Berikutnya, ada Roti O’ yang beruntung menempati lokasi di lantai dua stasiun. Lantai dua ini juga sangat strategis karena merupakan pintu masuk utama. Semua penumpang dari arah Thamrin masuk melalui pintu ini. Demikian juga sebagian penumpang dari Sudirman dan Kuningan. Setelah masuk melalui pintu atas ini baru kemudian penumpang terbagi ke jalur satu untuk penumpang yang akan ke Tangerang dan Serpong serta ke jalur dua bagi yang rumahnya di Depok atau Bogor.
Di depan Roti O’ ada Indomaret, kemudian diantara keduanya ada Starbucks. Luar biasa bukan?
Berdasarkan kalkulasi bisnis langkah PT KAI ini bisa dipahami, tetapi sebagai sebuah BUMN yang seluruh sahamnya dimiliki negara, perusahaan juga tidak boleh abai terhadap nasib pedagang kecil yang selama ini menggantungkan asa pada perdagangan di sekitar Stasiun Sudirman.
Jika alasannya adalah kebersihan dan ketertiban, sesungguhnya para pedagang ini pasti bersedia jika ada pembinaan yang dilakukan pihak PT KAI. Apapun alasannya, berdagang dan berusaha adalah hak setiap anak bangsa dan cara untuk membuat stasiun atau tempat publik lainnya menjadi lebih nyaman bukan dengan menggusur rakyat kecil.
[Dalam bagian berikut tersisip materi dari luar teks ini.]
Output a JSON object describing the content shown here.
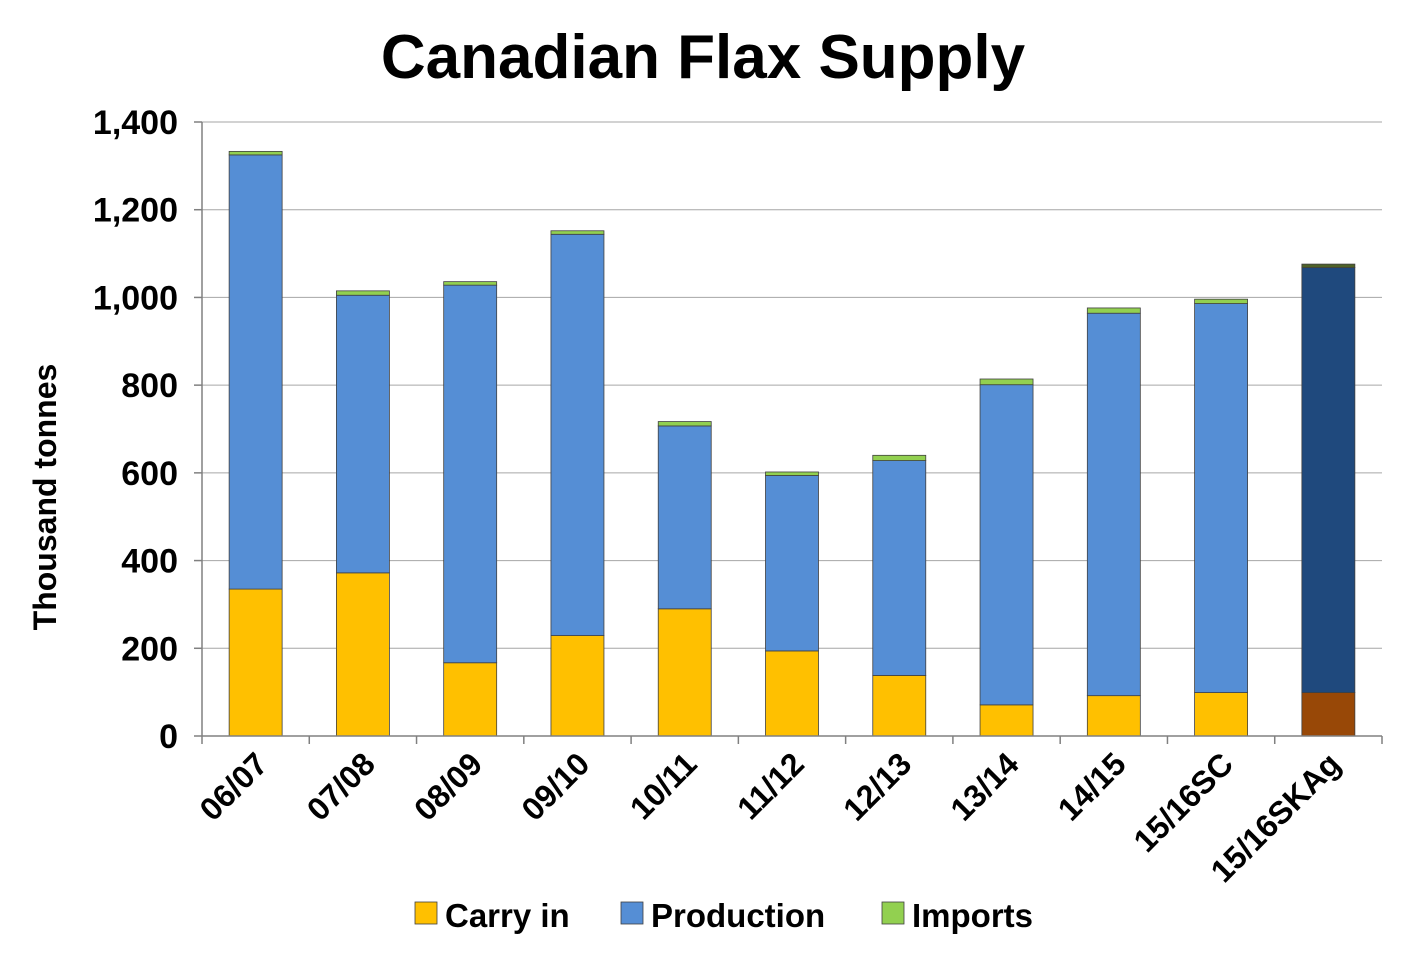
{
  "chart_data": {
    "type": "bar",
    "stacked": true,
    "title": "Canadian Flax Supply",
    "ylabel": "Thousand tonnes",
    "xlabel": "",
    "ylim": [
      0,
      1400
    ],
    "yticks": [
      0,
      200,
      400,
      600,
      800,
      1000,
      1200,
      1400
    ],
    "ytick_labels": [
      "0",
      "200",
      "400",
      "600",
      "800",
      "1,000",
      "1,200",
      "1,400"
    ],
    "grid": true,
    "legend_position": "bottom",
    "categories": [
      "06/07",
      "07/08",
      "08/09",
      "09/10",
      "10/11",
      "11/12",
      "12/13",
      "13/14",
      "14/15",
      "15/16SC",
      "15/16SKAg"
    ],
    "series": [
      {
        "name": "Carry in",
        "color": "#ffc000",
        "values": [
          335,
          372,
          167,
          229,
          290,
          194,
          138,
          71,
          92,
          99,
          99
        ]
      },
      {
        "name": "Production",
        "color": "#558ed5",
        "values": [
          990,
          633,
          861,
          915,
          417,
          400,
          490,
          730,
          872,
          887,
          969
        ]
      },
      {
        "name": "Imports",
        "color": "#92d050",
        "values": [
          8,
          10,
          8,
          8,
          10,
          8,
          12,
          13,
          12,
          10,
          8
        ]
      }
    ],
    "highlight_category_colors": {
      "15/16SKAg": [
        "#984807",
        "#1f497d",
        "#4f6228"
      ]
    }
  }
}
Jika sudah begini, artinya apa yang dilakukan PT KAI justru bertolak belakang dengan semangat Nawa Cita dan ideologi Trisakti yang menjadi jargon pemerintahan Presiden Jokowi. Pemerintah melalui tangan BUMN PT KAI telah menjadi kaki tangan kapitalisme dan mengabaikan rakyat kecil. [Azzam/sharia/voa-islam.com]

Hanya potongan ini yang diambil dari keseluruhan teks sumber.